Pfizer leaders told analysts Wednesday that they expect vaccination and treatment rates to be about the same next year as they were in 2023. But they wanted to be conservative and offer a “good floor” for expectations to avoid creating any more uncertainty, CEO Albert Bourla said.

In mid-October, Pfizer said sales of both the vaccine and treatment were turning out weaker than expected. The company cut revenue projections for this year by $9 billion. Two weeks later, Pfizer said sales of the treatment and vaccine had slid 97% and 70%, respectively, in the third quarter.

Comirnaty and Paxlovid combined to rake in more than $56 billion in sales last year, easily making them Pfizer's two top-selling products.

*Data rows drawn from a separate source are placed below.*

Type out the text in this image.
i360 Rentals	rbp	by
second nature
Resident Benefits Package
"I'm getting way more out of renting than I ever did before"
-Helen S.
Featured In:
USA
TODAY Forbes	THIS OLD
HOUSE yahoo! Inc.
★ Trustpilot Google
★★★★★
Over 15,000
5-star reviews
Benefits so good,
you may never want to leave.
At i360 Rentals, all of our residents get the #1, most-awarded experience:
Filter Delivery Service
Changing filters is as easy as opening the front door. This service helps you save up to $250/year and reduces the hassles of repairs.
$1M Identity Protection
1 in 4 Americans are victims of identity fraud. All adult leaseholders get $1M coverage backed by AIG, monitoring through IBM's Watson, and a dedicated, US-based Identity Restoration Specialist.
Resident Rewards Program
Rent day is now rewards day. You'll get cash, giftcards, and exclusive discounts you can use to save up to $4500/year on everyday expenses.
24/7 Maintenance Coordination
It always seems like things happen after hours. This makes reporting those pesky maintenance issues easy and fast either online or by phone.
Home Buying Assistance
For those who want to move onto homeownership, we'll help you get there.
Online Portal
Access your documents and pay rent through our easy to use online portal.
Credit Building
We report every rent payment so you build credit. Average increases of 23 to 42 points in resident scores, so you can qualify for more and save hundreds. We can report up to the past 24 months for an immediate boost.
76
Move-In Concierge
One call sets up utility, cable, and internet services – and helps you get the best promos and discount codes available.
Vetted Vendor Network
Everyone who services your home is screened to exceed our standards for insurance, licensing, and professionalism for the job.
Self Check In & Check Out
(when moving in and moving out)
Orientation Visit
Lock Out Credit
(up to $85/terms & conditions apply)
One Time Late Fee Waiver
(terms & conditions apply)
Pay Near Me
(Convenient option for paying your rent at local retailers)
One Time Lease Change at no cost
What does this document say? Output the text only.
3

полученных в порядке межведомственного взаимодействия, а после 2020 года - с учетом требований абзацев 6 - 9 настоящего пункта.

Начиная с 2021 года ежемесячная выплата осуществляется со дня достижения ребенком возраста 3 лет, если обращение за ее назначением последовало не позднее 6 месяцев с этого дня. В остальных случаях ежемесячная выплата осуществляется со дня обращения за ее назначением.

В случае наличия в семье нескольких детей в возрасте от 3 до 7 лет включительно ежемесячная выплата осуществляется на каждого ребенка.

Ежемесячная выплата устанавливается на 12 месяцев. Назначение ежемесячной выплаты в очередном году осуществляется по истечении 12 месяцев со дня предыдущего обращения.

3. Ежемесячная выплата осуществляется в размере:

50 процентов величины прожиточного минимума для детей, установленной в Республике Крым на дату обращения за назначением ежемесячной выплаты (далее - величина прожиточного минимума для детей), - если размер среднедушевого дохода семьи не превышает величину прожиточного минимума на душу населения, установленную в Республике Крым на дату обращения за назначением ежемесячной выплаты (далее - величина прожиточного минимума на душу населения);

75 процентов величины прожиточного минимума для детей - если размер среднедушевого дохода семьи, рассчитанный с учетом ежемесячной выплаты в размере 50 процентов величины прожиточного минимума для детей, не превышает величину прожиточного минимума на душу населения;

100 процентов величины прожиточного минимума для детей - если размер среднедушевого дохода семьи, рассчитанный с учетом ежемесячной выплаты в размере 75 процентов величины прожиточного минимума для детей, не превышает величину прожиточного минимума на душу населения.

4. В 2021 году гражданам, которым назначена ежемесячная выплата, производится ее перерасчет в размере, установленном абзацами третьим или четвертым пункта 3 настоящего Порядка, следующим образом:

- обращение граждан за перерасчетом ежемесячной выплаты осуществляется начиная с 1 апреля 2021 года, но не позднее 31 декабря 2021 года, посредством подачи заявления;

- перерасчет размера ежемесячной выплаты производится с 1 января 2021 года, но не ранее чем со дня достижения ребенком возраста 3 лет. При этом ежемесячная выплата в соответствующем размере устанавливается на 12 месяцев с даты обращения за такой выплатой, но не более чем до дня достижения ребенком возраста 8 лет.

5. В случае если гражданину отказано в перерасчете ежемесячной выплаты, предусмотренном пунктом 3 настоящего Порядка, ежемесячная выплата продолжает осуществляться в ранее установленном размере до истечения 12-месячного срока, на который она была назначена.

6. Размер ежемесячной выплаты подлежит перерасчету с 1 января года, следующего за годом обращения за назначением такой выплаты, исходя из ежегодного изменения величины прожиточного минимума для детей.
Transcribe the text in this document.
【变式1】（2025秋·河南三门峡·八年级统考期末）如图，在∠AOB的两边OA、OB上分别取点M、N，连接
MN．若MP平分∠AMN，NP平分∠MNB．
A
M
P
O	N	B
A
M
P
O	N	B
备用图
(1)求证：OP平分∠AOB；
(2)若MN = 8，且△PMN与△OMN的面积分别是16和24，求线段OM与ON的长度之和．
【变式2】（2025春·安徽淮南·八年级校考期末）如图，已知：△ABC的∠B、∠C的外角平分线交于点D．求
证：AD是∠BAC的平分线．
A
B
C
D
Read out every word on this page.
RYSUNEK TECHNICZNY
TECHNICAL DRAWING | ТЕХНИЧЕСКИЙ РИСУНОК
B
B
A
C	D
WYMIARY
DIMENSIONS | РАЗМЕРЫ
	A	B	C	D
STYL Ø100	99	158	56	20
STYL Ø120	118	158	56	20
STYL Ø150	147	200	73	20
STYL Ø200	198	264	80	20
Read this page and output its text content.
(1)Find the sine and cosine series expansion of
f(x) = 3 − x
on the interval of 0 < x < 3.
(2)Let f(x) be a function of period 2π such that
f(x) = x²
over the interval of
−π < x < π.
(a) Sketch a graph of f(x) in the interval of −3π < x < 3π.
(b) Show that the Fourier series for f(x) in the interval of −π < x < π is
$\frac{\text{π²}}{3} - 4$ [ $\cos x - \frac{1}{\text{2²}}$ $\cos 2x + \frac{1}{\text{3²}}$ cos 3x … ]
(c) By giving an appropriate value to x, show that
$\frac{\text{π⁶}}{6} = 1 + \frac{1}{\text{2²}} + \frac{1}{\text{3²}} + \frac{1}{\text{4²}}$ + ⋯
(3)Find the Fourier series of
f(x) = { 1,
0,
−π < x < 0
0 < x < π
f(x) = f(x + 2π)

But a down year for both was widely expected as demand slid and drugmakers switched to selling on the commercial market instead relying on the more stable payout of bulk government contracts.

Bourla also noted Wednesday in a call with analysts that the virus that triggered a global pandemic in 2020 is no longer “top of mind,” and that there’s some COVID-19 fatigue and anti-vaccine rhetoric in the market.

Chief Financial Officer David Denton also called the virus unpredictable and said it was hard to model its performance. Even so, he said Pfizer expects both the market-leading treatment and vaccine to remain significant products.

“They meet a very large and high unmet need of the patient population around the globe,” he said.

The company said that it expects full-year revenue in 2024 of between $58.5 billion and $61.5 billion, short of the $62.7 billion that Wall Street was expecting, according to a survey of industry analysts by FactSet.

The New York drugmaker expects to post per-share earnings of between $2.05 and $2.25 next year. Wall Street was projecting earnings of around $3.17 per share.

Pfizer also said that it was expanding its cost-cutting program by $500 million. Company leaders noted that recently acquired cancer treatment developer Seagen will start contributing revenue in the new year.

The company said it had no plans to cut its quarterly dividend which now totals 41 cents per share.

Shares of Pfizer Inc. slid more than 8% to $26.12 in late-morning trading while broader indexes climbed.

The stock had already already shed more than 44% of its value so far this year.